Assaf Two projects I'm currently involved with which are taking Ruby in interesting directions.
The first is Singleshot, it's a task manager, of if you prefer the workflow term, a worklist manager. It gives you a task list that you can manage, allows you to delegate, and also allows various applications to delegate tasks to you. It's classical enterprise technology and we're trying to make something that has usability at its forefront. That and being a test case for a Web API that takes hypermedia seriously.
The other one is Buildr, a build system that we're using for large applications that have a build cycle. So yes, we're using Ruby code to build applications written mostly in languages like Java, Scala and Flex. Ruby is ideal here because you can use it declaratively, at the level of defining what a project is, but also do grunt work like moving files around or calling command line tools. It's the first project that's strictly Ruby going on at Apache.
Other than the fact that you're both great guys, why should Rubyists run out and shell out their hard earned money for this book?
Assaf Because they're lazy. I know a lot of people who come to Ruby with a strong background in Java and the mentality that you need big APIs, big frameworks, dependency injection, XML configuration, scalable failover containers, and a thousand lines of code later you managed to read a list of names from a file and sort them alphabetically.

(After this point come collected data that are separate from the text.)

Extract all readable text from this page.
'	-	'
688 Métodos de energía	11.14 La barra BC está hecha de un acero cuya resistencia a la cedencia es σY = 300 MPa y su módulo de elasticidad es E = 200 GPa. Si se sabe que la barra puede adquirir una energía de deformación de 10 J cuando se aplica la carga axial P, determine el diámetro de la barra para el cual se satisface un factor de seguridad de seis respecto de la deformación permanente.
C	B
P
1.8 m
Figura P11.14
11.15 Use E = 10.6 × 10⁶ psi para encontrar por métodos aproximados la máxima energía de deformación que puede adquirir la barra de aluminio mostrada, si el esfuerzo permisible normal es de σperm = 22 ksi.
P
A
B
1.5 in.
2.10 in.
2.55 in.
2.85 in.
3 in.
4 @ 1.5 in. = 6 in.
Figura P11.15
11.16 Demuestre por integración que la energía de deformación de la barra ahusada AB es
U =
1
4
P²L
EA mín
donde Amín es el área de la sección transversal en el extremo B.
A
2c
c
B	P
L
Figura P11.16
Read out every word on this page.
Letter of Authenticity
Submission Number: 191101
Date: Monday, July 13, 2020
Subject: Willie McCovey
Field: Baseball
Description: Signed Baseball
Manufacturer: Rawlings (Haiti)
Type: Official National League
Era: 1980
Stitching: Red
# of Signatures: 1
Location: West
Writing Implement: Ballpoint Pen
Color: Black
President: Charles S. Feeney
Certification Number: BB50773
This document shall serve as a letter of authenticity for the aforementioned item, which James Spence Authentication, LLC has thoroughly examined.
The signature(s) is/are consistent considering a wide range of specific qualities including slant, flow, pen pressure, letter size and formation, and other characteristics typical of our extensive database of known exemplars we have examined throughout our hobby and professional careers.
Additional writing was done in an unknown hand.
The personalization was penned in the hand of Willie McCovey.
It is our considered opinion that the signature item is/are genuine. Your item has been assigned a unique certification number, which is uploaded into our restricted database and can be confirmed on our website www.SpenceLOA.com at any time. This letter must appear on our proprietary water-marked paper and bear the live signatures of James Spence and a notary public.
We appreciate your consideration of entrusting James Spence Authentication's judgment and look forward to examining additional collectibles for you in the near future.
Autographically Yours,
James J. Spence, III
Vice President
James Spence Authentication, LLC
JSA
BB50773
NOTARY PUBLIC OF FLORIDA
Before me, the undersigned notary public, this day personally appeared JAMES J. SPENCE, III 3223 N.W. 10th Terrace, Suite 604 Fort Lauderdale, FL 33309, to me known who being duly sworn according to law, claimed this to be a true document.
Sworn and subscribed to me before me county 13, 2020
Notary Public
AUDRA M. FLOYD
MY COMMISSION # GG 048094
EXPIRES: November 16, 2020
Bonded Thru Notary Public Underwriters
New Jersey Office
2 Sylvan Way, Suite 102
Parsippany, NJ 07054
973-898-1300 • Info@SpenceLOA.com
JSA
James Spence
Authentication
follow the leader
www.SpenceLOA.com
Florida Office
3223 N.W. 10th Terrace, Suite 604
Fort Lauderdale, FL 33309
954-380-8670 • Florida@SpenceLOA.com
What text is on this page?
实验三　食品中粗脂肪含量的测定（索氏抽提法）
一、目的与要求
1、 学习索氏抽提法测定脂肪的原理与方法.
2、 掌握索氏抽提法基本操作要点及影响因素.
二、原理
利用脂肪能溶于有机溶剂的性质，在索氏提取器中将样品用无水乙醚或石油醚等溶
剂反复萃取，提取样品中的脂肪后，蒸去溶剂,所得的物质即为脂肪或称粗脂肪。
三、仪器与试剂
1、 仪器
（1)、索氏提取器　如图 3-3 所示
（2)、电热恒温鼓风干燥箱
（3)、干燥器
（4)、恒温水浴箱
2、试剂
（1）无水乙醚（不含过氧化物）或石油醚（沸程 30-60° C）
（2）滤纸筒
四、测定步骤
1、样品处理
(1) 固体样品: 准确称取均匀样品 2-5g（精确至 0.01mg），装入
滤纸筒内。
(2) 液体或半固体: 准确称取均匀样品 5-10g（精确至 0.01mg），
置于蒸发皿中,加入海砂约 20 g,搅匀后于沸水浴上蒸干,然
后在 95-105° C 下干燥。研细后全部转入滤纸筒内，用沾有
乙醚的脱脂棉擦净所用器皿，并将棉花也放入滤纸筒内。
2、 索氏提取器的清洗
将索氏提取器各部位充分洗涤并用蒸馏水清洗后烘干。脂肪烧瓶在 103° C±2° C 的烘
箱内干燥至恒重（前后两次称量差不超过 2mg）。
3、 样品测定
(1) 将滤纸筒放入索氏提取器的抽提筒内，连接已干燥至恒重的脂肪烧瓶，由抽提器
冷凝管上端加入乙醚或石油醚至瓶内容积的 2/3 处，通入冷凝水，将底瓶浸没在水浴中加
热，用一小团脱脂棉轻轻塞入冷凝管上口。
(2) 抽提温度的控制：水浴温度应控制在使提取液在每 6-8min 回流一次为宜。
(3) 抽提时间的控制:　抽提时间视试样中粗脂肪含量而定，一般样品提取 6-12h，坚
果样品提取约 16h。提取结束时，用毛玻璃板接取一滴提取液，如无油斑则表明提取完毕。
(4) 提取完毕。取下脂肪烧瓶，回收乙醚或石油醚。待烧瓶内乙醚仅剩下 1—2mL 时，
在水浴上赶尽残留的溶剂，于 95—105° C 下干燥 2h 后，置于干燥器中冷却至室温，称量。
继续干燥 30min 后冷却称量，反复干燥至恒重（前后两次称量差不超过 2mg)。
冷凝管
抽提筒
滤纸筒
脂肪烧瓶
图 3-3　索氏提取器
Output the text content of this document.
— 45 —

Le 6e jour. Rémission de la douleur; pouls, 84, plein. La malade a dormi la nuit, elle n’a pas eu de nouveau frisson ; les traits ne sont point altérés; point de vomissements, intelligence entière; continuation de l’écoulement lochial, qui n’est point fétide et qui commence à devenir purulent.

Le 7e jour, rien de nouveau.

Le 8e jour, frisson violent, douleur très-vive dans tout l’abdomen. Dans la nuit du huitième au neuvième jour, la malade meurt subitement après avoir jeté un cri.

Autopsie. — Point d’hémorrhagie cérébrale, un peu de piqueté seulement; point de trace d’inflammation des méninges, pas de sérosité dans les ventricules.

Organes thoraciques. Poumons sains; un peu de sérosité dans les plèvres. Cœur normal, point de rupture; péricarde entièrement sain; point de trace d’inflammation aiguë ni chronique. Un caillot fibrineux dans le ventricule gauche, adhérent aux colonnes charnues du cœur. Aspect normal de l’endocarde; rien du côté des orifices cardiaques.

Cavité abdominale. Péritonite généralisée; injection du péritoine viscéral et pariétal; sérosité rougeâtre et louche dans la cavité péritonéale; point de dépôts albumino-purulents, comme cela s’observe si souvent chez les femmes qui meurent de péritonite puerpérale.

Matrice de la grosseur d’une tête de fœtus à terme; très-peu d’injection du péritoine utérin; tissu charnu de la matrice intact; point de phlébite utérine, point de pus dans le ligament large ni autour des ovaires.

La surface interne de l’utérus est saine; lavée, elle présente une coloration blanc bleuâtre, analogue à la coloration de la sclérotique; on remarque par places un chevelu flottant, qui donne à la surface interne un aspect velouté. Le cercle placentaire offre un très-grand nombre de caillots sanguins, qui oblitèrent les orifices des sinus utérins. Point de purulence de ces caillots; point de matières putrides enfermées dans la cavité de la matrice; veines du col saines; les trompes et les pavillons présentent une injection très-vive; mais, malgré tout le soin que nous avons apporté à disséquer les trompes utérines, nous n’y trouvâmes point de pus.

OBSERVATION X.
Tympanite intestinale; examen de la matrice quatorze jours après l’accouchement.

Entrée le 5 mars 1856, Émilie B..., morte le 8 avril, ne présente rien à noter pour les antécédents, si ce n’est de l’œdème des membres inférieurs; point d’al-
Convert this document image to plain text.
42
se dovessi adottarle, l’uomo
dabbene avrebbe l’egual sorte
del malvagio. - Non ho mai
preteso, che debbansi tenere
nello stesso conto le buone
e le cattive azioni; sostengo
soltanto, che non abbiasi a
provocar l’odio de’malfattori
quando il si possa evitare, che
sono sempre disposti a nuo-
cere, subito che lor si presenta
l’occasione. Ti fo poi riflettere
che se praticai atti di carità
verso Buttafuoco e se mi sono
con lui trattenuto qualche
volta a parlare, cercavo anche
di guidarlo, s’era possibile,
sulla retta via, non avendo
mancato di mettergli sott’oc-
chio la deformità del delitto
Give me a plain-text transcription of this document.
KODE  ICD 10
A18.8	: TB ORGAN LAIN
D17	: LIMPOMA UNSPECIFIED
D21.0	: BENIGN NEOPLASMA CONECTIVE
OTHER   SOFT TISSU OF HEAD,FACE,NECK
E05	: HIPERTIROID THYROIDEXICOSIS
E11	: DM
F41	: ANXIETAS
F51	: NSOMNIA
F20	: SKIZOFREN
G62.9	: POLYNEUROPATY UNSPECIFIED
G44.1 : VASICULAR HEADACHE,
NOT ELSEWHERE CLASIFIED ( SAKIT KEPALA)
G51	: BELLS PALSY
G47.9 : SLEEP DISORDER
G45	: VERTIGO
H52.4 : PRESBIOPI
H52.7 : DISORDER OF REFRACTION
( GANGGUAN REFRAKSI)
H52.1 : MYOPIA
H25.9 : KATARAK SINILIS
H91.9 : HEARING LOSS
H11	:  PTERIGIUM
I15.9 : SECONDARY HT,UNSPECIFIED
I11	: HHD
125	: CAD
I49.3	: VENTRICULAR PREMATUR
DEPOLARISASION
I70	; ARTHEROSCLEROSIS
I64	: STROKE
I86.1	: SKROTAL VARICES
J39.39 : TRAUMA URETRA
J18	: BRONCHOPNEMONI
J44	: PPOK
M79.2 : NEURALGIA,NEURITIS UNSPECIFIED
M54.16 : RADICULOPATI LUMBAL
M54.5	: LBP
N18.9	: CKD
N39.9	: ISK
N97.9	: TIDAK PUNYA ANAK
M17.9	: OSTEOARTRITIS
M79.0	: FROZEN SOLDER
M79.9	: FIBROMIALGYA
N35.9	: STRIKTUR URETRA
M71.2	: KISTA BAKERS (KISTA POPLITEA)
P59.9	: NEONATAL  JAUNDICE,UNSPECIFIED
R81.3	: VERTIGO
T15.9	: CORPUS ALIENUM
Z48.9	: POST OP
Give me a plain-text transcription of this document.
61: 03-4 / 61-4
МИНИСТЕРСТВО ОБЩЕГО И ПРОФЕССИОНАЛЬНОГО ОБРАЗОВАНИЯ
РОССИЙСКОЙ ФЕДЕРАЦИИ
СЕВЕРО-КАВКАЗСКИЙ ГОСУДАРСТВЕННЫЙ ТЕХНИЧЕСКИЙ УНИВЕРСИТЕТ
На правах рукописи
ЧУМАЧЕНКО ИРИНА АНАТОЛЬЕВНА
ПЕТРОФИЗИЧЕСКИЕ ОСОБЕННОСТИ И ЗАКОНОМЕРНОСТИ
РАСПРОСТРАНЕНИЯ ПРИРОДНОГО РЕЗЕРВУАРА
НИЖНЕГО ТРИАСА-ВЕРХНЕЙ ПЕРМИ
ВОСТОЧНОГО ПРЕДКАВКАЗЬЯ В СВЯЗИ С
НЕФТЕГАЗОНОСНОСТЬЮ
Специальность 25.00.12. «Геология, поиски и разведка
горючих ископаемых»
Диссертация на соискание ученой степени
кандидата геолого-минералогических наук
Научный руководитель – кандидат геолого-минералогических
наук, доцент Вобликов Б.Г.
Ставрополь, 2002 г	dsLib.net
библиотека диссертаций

Complexity kills, so one thing I tried to show in the book is how you can size the complexity of the solution to the complexity of the problem. Maybe, instead of setting up an ESB with connectors on each side an pipeline in the middle, you can write a few lines of Ruby script, get the same job done in 1/10th the time. Even when, and this is one of my favorite examples, the job requires moving XML messages from WebSphere MQ to Salesforce. Ruby will get you there faster and cheaper than big architecture tooling.